The block rides on a services: entry in the fleet registry (deploy/mcp-fleet.registry.yml) or — because that registry is machine-generated — in the FLEET_DESIRED_STATE_PATH override YAML, which layers per-service replicas / desired / version / scaling on top of the registry.

Block A — queue-depth signal (ingest workers)¶

# desired-state override file (FLEET_DESIRED_STATE_PATH=…/fleet-overrides.yml)
services:
  - name: kg-ingest-worker
    scaling:
      min: 1
      max: 6
      signal: queue_depth      # fleet-total pending KG ingest tasks
      target: 200              # aim for <= 200 queued tasks PER replica
      scale_up_step: 2         # backlog spikes deserve a bigger step up
      scale_down_step: 1       # drain slowly to avoid flapping
      cooldown_s: 300

Block B — consumer-lag signal (Kafka-backed dispatch)¶

services:
  - name: agent-dispatch-worker
    scaling:
      min: 2
      max: 8
      signal: consumer_lag     # fleet-total unconsumed messages
      target: 500              # aim for <= 500 lag PER replica
      scale_up_step: 1
      scale_down_step: 1
      cooldown_s: 600          # lag is bursty; damp harder

2. Where the signal value comes from¶

Provider resolution (orchestration/scaling_signals.py, get_scaling_signal_provider()): an injected provider (set_scaling_signal_provider) → SCALING_PROMETHEUS_URL → the local default. None from the provider means "no data" — and no data means no scaling action, mirroring the reconciler's unobserved⇒skip rule.

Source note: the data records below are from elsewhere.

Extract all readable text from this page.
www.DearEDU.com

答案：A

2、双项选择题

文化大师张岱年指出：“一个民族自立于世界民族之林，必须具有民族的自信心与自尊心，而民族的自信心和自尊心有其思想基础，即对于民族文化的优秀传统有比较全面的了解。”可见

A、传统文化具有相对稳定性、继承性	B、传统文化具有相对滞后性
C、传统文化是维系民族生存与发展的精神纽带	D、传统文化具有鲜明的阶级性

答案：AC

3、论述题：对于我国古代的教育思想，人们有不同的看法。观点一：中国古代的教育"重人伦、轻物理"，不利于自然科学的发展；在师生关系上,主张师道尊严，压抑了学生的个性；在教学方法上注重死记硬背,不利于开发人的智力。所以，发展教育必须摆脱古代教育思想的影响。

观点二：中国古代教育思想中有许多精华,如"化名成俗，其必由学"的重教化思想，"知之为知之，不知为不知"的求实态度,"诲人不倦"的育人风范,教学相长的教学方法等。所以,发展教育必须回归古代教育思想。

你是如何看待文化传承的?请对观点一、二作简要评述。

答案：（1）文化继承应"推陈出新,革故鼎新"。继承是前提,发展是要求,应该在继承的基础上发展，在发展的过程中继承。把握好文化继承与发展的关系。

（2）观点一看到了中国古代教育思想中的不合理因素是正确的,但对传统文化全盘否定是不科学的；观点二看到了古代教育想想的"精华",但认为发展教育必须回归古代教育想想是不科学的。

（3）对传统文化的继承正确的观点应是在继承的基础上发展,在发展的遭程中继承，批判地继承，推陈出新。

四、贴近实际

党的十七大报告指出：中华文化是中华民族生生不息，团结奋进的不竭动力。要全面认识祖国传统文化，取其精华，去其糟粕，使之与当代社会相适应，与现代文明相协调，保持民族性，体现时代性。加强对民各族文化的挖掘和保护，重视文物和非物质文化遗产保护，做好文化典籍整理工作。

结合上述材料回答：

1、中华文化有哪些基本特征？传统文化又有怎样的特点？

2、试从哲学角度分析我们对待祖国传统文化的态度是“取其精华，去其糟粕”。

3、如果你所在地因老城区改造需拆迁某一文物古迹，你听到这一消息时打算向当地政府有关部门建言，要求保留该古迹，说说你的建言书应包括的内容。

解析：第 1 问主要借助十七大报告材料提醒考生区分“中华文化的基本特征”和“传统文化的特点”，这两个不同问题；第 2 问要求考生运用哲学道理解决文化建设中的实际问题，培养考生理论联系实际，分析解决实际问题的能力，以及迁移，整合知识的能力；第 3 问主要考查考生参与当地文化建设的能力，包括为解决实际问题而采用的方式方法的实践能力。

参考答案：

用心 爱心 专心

Signal name	Semantics	LocalMetricsProvider reads	PrometheusHttpProvider query
`queue_depth`	FLEET-TOTAL	`agent_utilities_kg_ingest_queue_depth`	`sum(agent_utilities_kg_ingest_queue_depth)`
`consumer_lag`	FLEET-TOTAL	`agent_utilities_kg_ingest_consumer_lag`	`sum(agent_utilities_kg_ingest_consumer_lag)`
`cpu`	per-replica avg	(metric family named `cpu`, normally absent)	`100 * avg(rate(container_cpu_usage_seconds_total{container_label_com_docker_swarm_service_name="<service>"}[5m]))`
anything else	per-replica avg	metric family of that name in the local registry	the signal string itself, verbatim PromQL (`{service}` placeholder substituted)

Convention that matters for the math: queue_depth and consumer_lag are fleet totals (divided by current replicas first); every other signal is treated as a per-replica average, so custom PromQL should avg(...), not sum(...).

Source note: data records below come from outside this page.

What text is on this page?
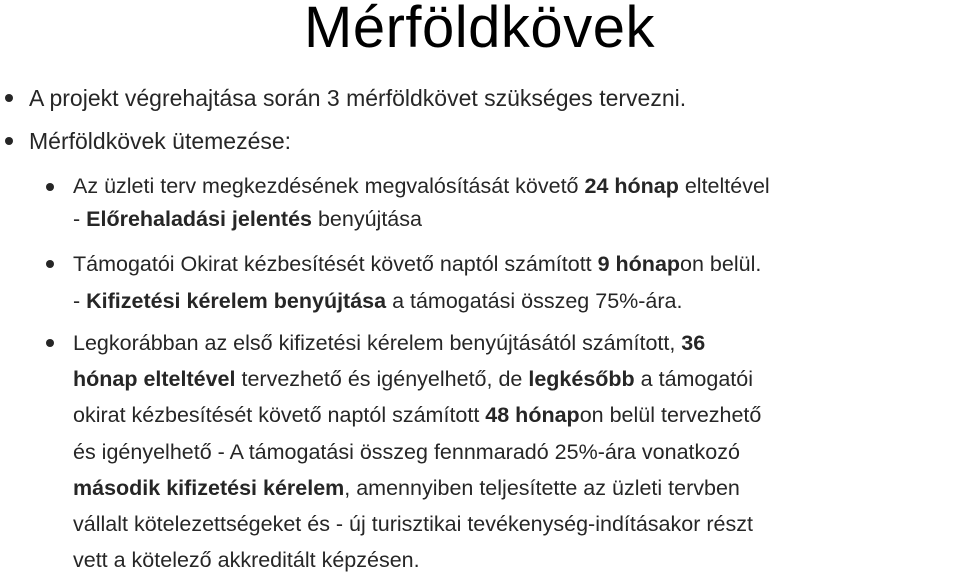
Mérföldkövek
A projekt végrehajtása során 3 mérföldkövet szükséges tervezni.
Mérföldkövek ütemezése:
Az üzleti terv megkezdésének megvalósítását követő 24 hónap elteltével
- Előrehaladási jelentés benyújtása
Támogatói Okirat kézbesítését követő naptól számított 9 hónapon belül.
- Kifizetési kérelem benyújtása a támogatási összeg 75%-ára.
Legkorábban az első kifizetési kérelem benyújtásától számított, 36
hónap elteltével tervezhető és igényelhető, de legkésőbb a támogatói
okirat kézbesítését követő naptól számított 48 hónapon belül tervezhető
és igényelhető - A támogatási összeg fennmaradó 25%-ára vonatkozó
második kifizetési kérelem, amennyiben teljesítette az üzleti tervben
vállalt kötelezettségeket és - új turisztikai tevékenység-indításakor részt
vett a kötelező akkreditált képzésen.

3. The target-tracking math (the actual formula)¶

From compute_desired_replicas() in fleet_autoscaler.py:

eff          = max(current, 1)                  # a 0-replica service can recover
per_replica  = value / eff      if signal is fleet-total (queue_depth, consumer_lag)
             = value            otherwise (cpu, custom)
desired      = ceil(eff * per_replica / target)
desired      = clamp(desired, min, max)
desired      = step-cap: at most +scale_up_step / -scale_down_step vs current

Note the fleet-total case algebraically collapses to desired = ceil(value / target) — independent of current replicas — which is exactly what you want for a shared backlog.

Worked numbers (verified by executing the real function — Block A spec: min=1, max=5 for this table, target=200, up_step=2, down_step=1):

Signal value	Current	per_replica	Raw `ceil`	After clamp [1,5]	After step cap	Outcome
`queue_depth` = 900	2	450	ceil(900/200) = 5	5	min(5, 2+2) = 4	scale up 2→4
`queue_depth` = 900	4	225	5	5	5	scale up 4→5
`queue_depth` = 150	3	50	ceil(150/200) = 1	1	max(1, 3-1) = 2	scale down 3→2
`queue_depth` = 0	3	0	0	clamp → 1	max(1, 3-1) = 2	scale down 3→2
`cpu` = 85 (target 60, max 4)	2	85	ceil(2·85/60) = 3	3	3	scale up 2→3
`cpu` = 20 (target 60, max 4)	3	20	ceil(3·20/60) = 1	1	max(1, 3-1) = 2	scale down 3→2

4. Guards before any action¶

In _evaluate_service, in order:

Unobserved ⇒ skip. No replica evidence from the FleetObserver = no action.
Down ⇒ skip. A down service is the reconciler's restart problem; scaling a dead service masks the failure.
No signal data ⇒ skip.
At target ⇒ skip (desired == current).
Cooldown/flap guard ⇒ skip. No scale action in either direction within cooldown_s of the service's last allowed/executed scale_service entry — read from the durable ActionDecision and ActionExecution ledgers, so the guard holds across processes and restarts, and opposite-direction flapping inside the window is impossible.
Per-tick action budget (FLEET_RECONCILER_MAX_ACTIONS, default 5) exhausted ⇒ remaining services are deferred to the next tick.

5. Gate → actuate → watch¶

A surviving proposal becomes:

ActionRequest(kind="scale_service", target="kg-ingest-worker",
              params={"replicas": 4, "from_replicas": 2, "direction": "up",
                      "signal": "queue_depth", "value": 900.0, "target": 200},
              source="autoscaler",
              reason="target tracking: queue_depth=900 vs target 200/replica → 2→4 (bounds 1-6)")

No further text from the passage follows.